If teachers in a department, perhaps from a shortage subject where recruitment is already a huge problem, are set a performance management target that is not met. This may be for any of the reasons already discussed, or for many more. Of course, it is possible that the target was not met because the teacher did not work hard enough but from what I see in school this is not the most common reason for targets being hit. As things stand, that teacher does not progress up the pay scale. Now, the lucky thing for the teacher is that they teach a shortage subject so they now have a real incentive to leave the school and find work at another school where perhaps student attainment is higher – a less challenging school. This leaves our school needing to recruit again, something that will become harder and harder as teachers are less willing to take a financial risk by working in challenging schools. A positive feedback loop develops where results go down, the best staff leave to take up jobs with other schools and only weaker teachers are willing to fill the gaps.
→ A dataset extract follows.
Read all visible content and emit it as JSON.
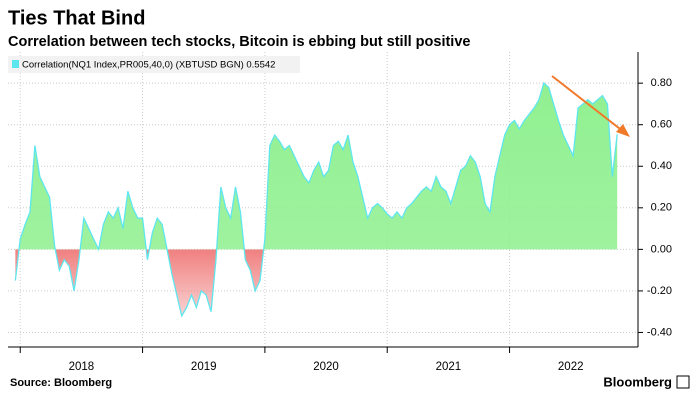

This has a further impact on student progress and attainment and so each year those targets become harder and harder to reach.
The factor that has the greatest impact on student progress and attainment is the quality of teaching; this is the double edged sword we are presented with. We need a way of making sure that every student has a good teacher in every lesson. As a society, we need to get the best teachers into the schools where the most disadvantaged students can benefit. But these schools are the ones where it is going to be hardest to reach the performance management targets being set that affect pay progression. Therefore, we are effectively penalising teachers financially for choosing to work in these schools.
Much has been written and said by teachers and teaching unions about the impact that performance related pay is having and could have on teachers. These are all valid and understandable points; but the real arguments should be around the impact this has on students. Currently, I worry that the system is benefitting no-one other than a small group of politicians who have put in place something that on the surface appears to be aiming to raise standards, but in reality is penalising hard working, dedicated students and most importantly the students who need them most.